Compare the quietude at "Victims of Socialism" with the infamous men’s rights talk at the University of Toronto in 2013, where disruptors pulled a fire alarm and forced a temporary evacuation; or the more recent airhorn-blowing protest at a Jordan Peterson talk at McMaster University. Admittedly, Harbison’s topic doesn’t have the same personal resonance as the social rights issues of these other talks, but the mud-slinging discussion generated on the event’s Facebook page showed that it still had definite potential to incite conflict.

For all the debate about whether no-platforming is morally right, we’ve forgotten to ask if it’s effective.

The aforementioned protests have been described as attempts to “no-platform” speakers. That is, counter-protesters show up to prevent them from using a university event to spread their views. Proponents of no-platforming believe it is the best way to quarantine bigoted ideas. Opponents see it as censorship and worry about a creeping loss of freedom of speech.

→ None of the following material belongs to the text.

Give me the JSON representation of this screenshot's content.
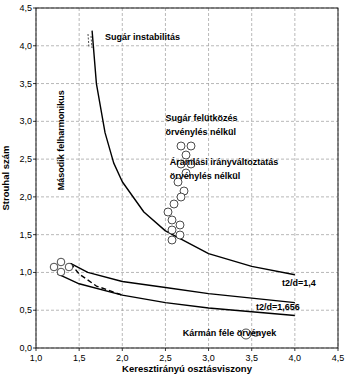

But “no-platforming” is a misnomer. With their sound and fury, attempted no-platformers capture the media spotlight—and invariably share it with the speakers they seek to suppress. All of that attention gives the speaker access to a new, much larger audience, some of whom will find the speaker more persuasive than the protestors. In this way, protestors have been duped into doing their enemy’s work for them, boosting the influence of the enfants terribles they want silenced. For all the debate about whether no-platforming is morally right, we’ve forgotten to ask if it’s effective.

This is doubly true south of the border, where student rioting at an attempted Milo Yiannopoulos talk at UC Berkeley received national cable news coverage. Overnight, an alt-right groundling, previously concentrated in the great media latrine Breitbart, was on the news in every living room in North America. And he brought his jargon with him: Who could have imagined ‘cuck’ would enter our national vocabulary? Yiannopoulos could only have dreamed of creating this kind of exposure by himself.

It’s unfair to dismiss no-platforming’s proponents as whiny liberals or social-justice fundamentalists. Most are motivated by an earnest concern for the well-being of minority students and see no-platforming as the best way to stifle hate speech. But, no-platforming is more than tragically ironic; it is divisive. Moderate liberals are social justice advocates’ ideological kin, but many of them are turned off by tactics that they see as threatening free speech. Consequently, two of their deeply held values are pitted against each other—concern for minorities and social libertarianism. In making moderates choose between them, activists risk alienating potential allies.

The student body’s response to Harbison’s “The Victims of Socialism” talk was immaculate. Those who disagreed with him expressed themselves with admirable civility. And most importantly, they didn’t gift him free publicity. While it’s unfortunately fashionable to bash the media these days, one criticism is true: It loves a good circus. Students were wise to not to greet the visiting elephant with trumpets and fireworks.


Keating is a U0 in the Faculty of Arts planning to study political science. He’s often found reading the news and grumbling in his bathrobe.